I was taking currently in a elementary calculus course where i found how to find arc lengths of a smooth continuous curve.
so here is how i started :
$$\frac{x^2}{a^2}+\frac{y^2}{b^2}=1\Rightarrow y=\pm \frac{b}{a}\sqrt{a^2-x^2}$$By applying the formula of the arc length of a function, we get:$$L=4\int_0^a\sqrt{1+\frac{b^2x^2}{a^2(a^2-x^2)}}dx=4\int_0^a\sqrt{\frac{a^4+(b^2-a^2)x^2}{a^2(a^2-x^2)}}dx$$Now I made a little subsitution recalling trigonometry: $$x=a\sin(u)\\dx=a\cos(u)du$$So the Integral now can be expressed as:$$L=4\int_0^{\frac{\pi}{2}}a\cos(u)\sqrt{\frac{a^4+(b^2-a^2)a^2\sin^2(u)}{a^2(a^2-a^2\sin^2(u))}}du=\\4\int_0^{\frac{\pi}{2}}a\cos(u)\sqrt{\frac{a^4+(b^2-a^2)a^2\sin^2(u)}{a^2(a^2\cos^2(u)+a^2\sin^2(u)-a^2\sin^2(u))}}du=\\4\int_0^{\frac{\pi}{2}}\sqrt{a^2+(b^2-a^2)\sin^2(u)}du$$So we have:$$L=4a\int_0^{\frac{\pi}{2}}\sqrt{1+\frac{(b^2-a^2)}{a^2}\sin^2(u)}du$$ Letting $m=\frac{(b^2-a^2)}{a^2}$ we finally get:$$L=4a\int_0^{\frac{\pi}{2}}\sqrt{1+m\sin^2(u)}du$$
BUT
later i found these type of integrals are known as elliptic integrals and can not be given in terms of elementary functions.

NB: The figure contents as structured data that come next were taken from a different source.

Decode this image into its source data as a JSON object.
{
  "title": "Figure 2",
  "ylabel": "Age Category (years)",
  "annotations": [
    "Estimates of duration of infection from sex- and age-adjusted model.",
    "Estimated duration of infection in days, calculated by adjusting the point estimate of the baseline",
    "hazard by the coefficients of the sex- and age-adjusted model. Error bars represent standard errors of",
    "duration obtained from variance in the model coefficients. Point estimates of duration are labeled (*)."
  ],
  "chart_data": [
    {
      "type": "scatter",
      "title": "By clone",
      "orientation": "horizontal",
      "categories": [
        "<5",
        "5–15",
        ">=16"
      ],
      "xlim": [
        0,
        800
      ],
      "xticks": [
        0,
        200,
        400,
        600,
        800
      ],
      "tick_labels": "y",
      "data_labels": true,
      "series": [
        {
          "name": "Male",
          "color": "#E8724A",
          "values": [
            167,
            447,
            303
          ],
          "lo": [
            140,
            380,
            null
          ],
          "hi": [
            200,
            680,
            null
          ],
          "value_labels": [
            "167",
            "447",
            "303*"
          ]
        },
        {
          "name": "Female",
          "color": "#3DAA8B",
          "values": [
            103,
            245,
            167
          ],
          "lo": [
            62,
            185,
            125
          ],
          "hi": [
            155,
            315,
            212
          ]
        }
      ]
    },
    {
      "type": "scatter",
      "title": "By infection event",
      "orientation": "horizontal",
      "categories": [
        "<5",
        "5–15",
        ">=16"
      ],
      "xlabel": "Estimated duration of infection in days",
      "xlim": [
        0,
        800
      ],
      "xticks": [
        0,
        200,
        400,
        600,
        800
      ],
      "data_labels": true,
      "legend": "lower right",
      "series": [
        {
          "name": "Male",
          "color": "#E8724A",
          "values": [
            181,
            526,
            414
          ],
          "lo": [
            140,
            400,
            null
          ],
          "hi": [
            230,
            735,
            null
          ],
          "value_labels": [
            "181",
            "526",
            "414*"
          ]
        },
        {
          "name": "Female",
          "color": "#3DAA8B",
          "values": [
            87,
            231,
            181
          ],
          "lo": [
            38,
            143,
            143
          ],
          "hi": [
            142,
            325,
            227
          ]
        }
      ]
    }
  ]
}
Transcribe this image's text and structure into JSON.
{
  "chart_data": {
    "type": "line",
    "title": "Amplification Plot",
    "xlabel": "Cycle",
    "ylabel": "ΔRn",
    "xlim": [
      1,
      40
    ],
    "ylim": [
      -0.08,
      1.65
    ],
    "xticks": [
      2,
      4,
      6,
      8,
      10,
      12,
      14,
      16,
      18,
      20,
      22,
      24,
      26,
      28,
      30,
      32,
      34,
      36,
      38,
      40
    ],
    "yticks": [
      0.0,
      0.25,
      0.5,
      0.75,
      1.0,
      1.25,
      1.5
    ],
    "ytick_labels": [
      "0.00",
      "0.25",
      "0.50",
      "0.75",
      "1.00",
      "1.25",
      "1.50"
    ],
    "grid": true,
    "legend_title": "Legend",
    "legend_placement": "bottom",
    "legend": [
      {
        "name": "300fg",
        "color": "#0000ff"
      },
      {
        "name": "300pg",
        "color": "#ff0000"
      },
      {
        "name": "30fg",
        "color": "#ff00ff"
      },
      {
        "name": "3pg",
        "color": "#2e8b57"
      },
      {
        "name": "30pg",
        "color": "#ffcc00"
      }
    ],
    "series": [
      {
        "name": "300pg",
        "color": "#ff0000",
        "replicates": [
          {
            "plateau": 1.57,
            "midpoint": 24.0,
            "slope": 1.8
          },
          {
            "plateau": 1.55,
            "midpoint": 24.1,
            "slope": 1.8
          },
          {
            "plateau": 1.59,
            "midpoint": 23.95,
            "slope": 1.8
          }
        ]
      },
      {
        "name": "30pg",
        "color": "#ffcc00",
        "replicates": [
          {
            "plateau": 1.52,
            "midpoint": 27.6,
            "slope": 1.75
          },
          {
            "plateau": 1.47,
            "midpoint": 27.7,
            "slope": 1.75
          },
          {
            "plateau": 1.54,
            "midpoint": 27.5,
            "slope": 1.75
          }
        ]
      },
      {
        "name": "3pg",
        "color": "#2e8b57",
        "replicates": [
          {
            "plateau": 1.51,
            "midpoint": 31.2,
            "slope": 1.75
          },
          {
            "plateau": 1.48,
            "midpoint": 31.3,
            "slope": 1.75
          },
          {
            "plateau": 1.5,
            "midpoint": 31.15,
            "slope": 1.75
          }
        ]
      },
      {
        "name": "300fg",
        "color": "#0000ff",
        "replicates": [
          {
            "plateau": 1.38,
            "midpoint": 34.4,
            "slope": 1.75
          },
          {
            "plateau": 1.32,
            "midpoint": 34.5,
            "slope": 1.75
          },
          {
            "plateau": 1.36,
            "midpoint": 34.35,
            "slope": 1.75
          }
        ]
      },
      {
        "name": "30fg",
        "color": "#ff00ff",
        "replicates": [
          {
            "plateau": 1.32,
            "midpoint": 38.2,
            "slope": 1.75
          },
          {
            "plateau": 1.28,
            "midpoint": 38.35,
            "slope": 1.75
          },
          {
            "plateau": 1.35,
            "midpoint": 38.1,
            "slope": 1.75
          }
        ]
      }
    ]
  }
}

say elliptic integral of another type $$u( k)=\int_{0}^{\frac{\pi}{2}} \frac{1}{\sqrt{1-k^2\sin(\theta)}} \, d\theta $$
expanding by binomial theorem or mclaurian expansion will lead to :
$$u(k)=\frac{\pi}{2}\Biggl[{1+\Biggl(\frac{1}{2}\Biggl)^2k^2+\Biggl(\frac{1.3}{2.4}\Biggl)^2k^4+\Biggl(\frac{1.3.5}{2.4.6}\Biggl)^2k^6+....}\Biggl]$$
Now
I am very much interested
in finding the values of these series rather than the arc length of ellipse.
I just found on wikipedia where AGM method is used as : $$u(k)=\frac{\pi}{2M(1,\sqrt{1-k^2})}$$
But
At first glance
it is easy to see the following as a hypergeometric series : i.e. $$_2F_1\bigg[\frac{1}{2},\frac{1}{2};1;k^2\bigg]=\frac{1}{2}u(k)$$
$$LHS=\sum_{n=0}^{\infty}\frac{\bigg[(\frac{1}{2})_n\bigg]^2 k^{2n}}{(1)_n n!}$$ where $(a)_n=\frac{\Gamma_{a+n}}{\Gamma_a}$ simplify a bit $$=\frac{1}{\pi}\sum_{n=0}^{\infty} \bigg(\frac{\Gamma_{\frac{1}{2}+n}}{n!}\bigg)^2 k^{2n}$$
But i really do not know how the values of hypergeometric series are evaluated.I have seen(of course in a basic way) some special cases of $_3F_2$ and $_7F_6$ but do not know what to do with those generated by ellptic integral.
Being unexperienced i will admire any suggestion from anyone.
please tell me how these elliptic integrals and hypergeometric series are evaluated.